We know this — though it’s none of our business — because of a highly intrusive law passed by the Legislature last year. Under its provisions, every judge in the state, as well as all judicial applicants, nominees and appointees, is asked to provide information about his or her “gender, gender identity and sexual orientation.”
The statute that authorizes this new intrusion into judges’ private lives was enacted after lopsided votes in both the Assembly (52 to 25) and the Senate (23 to 15). But if the Legislature seemed to have no concern about the bench’s privacy, many of the state’s judges do. Some 40% of those surveyed didn’t answer the question on this year’s survey.
The goal of the legislation, according to those who backed it, was to promote greater diversity on the bench. But treating sexual orientation as if it were totally analogous to race, gender or ethnicity is wrong. Of course people should be protected from discrimination in employment or public accommodations because of their sexuality. But there’s no justification for the next level of intrusion — seeking to develop demographic data to ostensibly further “diversity.”
The law’s author, Senate Majority Leader Ellen Corbett (D-San Leandro), said she was trying to rectify a “deficiency in current law” by collecting “self-reported information to help identify diversity of sexual orientation or gender identity and gender expression, or lack thereof.” But do we really want sitting judges and justices, and prospective appointees, to be asked to reveal to a government bureaucrat what their preferences in the bedroom are? Is it anyone’s business? Is it relevant?
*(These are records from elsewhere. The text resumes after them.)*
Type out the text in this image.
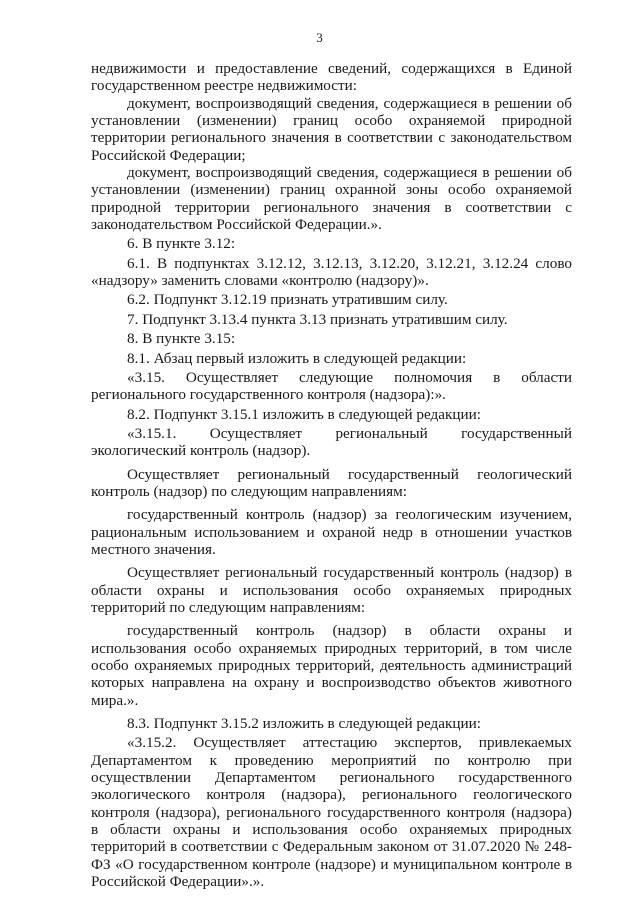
3

недвижимости и предоставление сведений, содержащихся в Единой государственном реестре недвижимости:

документ, воспроизводящий сведения, содержащиеся в решении об установлении (изменении) границ особо охраняемой природной территории регионального значения в соответствии с законодательством Российской Федерации;

документ, воспроизводящий сведения, содержащиеся в решении об установлении (изменении) границ охранной зоны особо охраняемой природной территории регионального значения в соответствии с законодательством Российской Федерации.».

6. В пункте 3.12:

6.1. В подпунктах 3.12.12, 3.12.13, 3.12.20, 3.12.21, 3.12.24 слово «надзору» заменить словами «контролю (надзору)».

6.2. Подпункт 3.12.19 признать утратившим силу.

7. Подпункт 3.13.4 пункта 3.13 признать утратившим силу.

8. В пункте 3.15:

8.1. Абзац первый изложить в следующей редакции:

«3.15. Осуществляет следующие полномочия в области регионального государственного контроля (надзора):».

8.2. Подпункт 3.15.1 изложить в следующей редакции:

«3.15.1. Осуществляет региональный государственный экологический контроль (надзор).

Осуществляет региональный государственный геологический контроль (надзор) по следующим направлениям:

государственный контроль (надзор) за геологическим изучением, рациональным использованием и охраной недр в отношении участков местного значения.

Осуществляет региональный государственный контроль (надзор) в области охраны и использования особо охраняемых природных территорий по следующим направлениям:

государственный контроль (надзор) в области охраны и использования особо охраняемых природных территорий, в том числе особо охраняемых природных территорий, деятельность администраций которых направлена на охрану и воспроизводство объектов животного мира.».

8.3. Подпункт 3.15.2 изложить в следующей редакции:

«3.15.2. Осуществляет аттестацию экспертов, привлекаемых Департаментом к проведению мероприятий по контролю при осуществлении Департаментом регионального государственного экологического контроля (надзора), регионального геологического контроля (надзора), регионального государственного контроля (надзора) в области охраны и использования особо охраняемых природных территорий в соответствии с Федеральным законом от 31.07.2020 № 248-ФЗ «О государственном контроле (надзоре) и муниципальном контроле в Российской Федерации».».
In an effort to balance the obvious privacy issues caused by a prying governmental agency, the statute mandates that answering the question is voluntary, and the agency reports that only “aggregate” statistical information by “specific jurisdiction” will be released. Aggregating information, however, is not enough to protect judges’ privacy. In counties with hundreds of judges such as Los Angeles and San Diego, it might be. But what about in jurisdictions where there are very few judges? Mono, Alpine, Plumas, Sierra, Calaveras and eight other counties have only two judges, and nearly 30 of the state’s counties have 10 or fewer judges.
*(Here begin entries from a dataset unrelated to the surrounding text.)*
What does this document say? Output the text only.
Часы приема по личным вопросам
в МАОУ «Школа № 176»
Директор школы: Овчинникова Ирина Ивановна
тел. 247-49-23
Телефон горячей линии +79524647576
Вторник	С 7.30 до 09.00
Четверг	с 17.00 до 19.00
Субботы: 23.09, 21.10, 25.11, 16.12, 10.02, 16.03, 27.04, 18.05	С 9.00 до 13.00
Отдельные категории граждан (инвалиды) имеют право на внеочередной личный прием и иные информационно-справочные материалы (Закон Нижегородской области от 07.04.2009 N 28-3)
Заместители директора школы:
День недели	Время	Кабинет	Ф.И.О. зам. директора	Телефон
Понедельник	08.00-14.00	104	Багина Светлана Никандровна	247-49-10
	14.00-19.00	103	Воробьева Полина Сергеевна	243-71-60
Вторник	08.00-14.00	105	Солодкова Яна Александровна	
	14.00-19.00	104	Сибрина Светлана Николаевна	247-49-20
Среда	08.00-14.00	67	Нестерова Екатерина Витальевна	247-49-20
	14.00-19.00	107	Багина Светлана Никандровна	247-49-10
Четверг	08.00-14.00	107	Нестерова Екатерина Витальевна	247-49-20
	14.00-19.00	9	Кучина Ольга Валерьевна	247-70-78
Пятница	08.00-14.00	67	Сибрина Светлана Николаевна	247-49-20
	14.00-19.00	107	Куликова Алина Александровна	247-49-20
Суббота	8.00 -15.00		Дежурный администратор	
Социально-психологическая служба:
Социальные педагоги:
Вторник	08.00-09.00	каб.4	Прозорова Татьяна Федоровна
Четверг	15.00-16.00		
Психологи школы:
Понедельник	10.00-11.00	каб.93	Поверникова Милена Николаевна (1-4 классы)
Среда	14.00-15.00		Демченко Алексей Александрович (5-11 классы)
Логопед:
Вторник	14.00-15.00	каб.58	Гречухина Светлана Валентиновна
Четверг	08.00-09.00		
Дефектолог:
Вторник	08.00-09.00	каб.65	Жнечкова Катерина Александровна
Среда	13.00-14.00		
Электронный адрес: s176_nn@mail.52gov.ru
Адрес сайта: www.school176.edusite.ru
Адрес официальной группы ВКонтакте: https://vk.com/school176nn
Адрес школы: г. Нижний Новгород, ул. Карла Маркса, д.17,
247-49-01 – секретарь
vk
People might start speculating about which judges are the straight, gay, transgender or bisexual ones among the handful in each county. Would that really promote diversity on the bench? Or would it be more likely to lead to a reluctance by some prospective gay jurists to put themselves forward?
There is a further lapse in logic in the seemingly well-intentioned effort to know “how the lesbian, gay, bisexual and transgender community is being represented in the judiciary.” Is it relevant to the administration of justice or the appearance of fairness to engage in promoting sexual orientation diversity on the bench?
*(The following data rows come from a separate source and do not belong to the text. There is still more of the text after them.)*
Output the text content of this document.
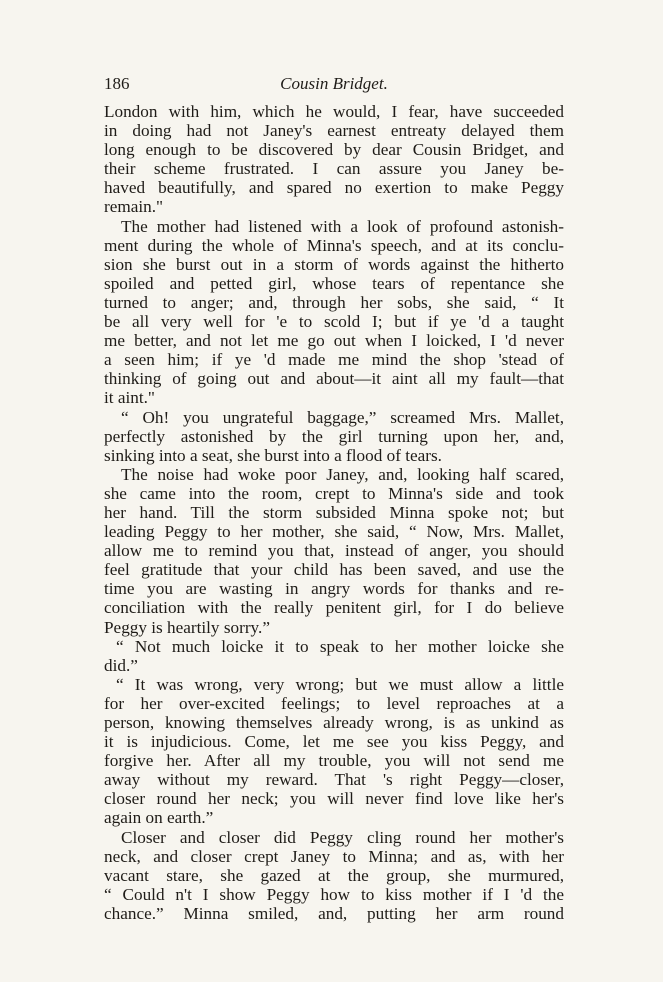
186	Cousin Bridget.
London with him, which he would, I fear, have succeeded
in doing had not Janey's earnest entreaty delayed them
long enough to be discovered by dear Cousin Bridget, and
their scheme frustrated. I can assure you Janey be-
haved beautifully, and spared no exertion to make Peggy
remain."
The mother had listened with a look of profound astonish-
ment during the whole of Minna's speech, and at its conclu-
sion she burst out in a storm of words against the hitherto
spoiled and petted girl, whose tears of repentance she
turned to anger; and, through her sobs, she said, “ It
be all very well for 'e to scold I; but if ye 'd a taught
me better, and not let me go out when I loicked, I 'd never
a seen him; if ye 'd made me mind the shop 'stead of
thinking of going out and about—it aint all my fault—that
it aint."
“ Oh! you ungrateful baggage,” screamed Mrs. Mallet,
perfectly astonished by the girl turning upon her, and,
sinking into a seat, she burst into a flood of tears.
The noise had woke poor Janey, and, looking half scared,
she came into the room, crept to Minna's side and took
her hand. Till the storm subsided Minna spoke not; but
leading Peggy to her mother, she said, “ Now, Mrs. Mallet,
allow me to remind you that, instead of anger, you should
feel gratitude that your child has been saved, and use the
time you are wasting in angry words for thanks and re-
conciliation with the really penitent girl, for I do believe
Peggy is heartily sorry.”
“ Not much loicke it to speak to her mother loicke she
did.”
“ It was wrong, very wrong; but we must allow a little
for her over-excited feelings; to level reproaches at a
person, knowing themselves already wrong, is as unkind as
it is injudicious. Come, let me see you kiss Peggy, and
forgive her. After all my trouble, you will not send me
away without my reward. That 's right Peggy—closer,
closer round her neck; you will never find love like her's
again on earth.”
Closer and closer did Peggy cling round her mother's
neck, and closer crept Janey to Minna; and as, with her
vacant stare, she gazed at the group, she murmured,
“ Could n't I show Peggy how to kiss mother if I 'd the
chance.” Minna smiled, and, putting her arm round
In the case of visible minorities, one can make the argument that litigants and others with business before the courts are put at ease by seeing individuals on the bench who look like them or who share their ethnic background. Having an all-male or all-white judiciary can distance the bench from both the bar and litigants. But a judge’s sexual orientation isn’t automatically discernible, nor should it be. It’s something we simply don’t need to know, just as we don’t need to know whether a judge is left-handed or right-handed, or a twin.
One might argue that diversity of sexual orientation is necessary for the sake of the type of justice dispensed, but a ruling in the recent Proposition 8 case (the ban on gay marriage) disproved that notion out of hand. The fact that the trial judge on the case was a gay federal jurist in a long-term, same-sex relationship was found by a higher court to be irrelevant to the substance of his ruling. The presiding judge hearing the appeal ruled that assertions of differential justice being dispensed because of the judge’s sexual orientation and relationship were “warrantless” and were, in fact, “intimate but irrelevant details of his (the judge’s) personal life.”
California’s legislators mindlessly enacted a law in service of political correctness that is pernicious in its application and insidious in its potential impact.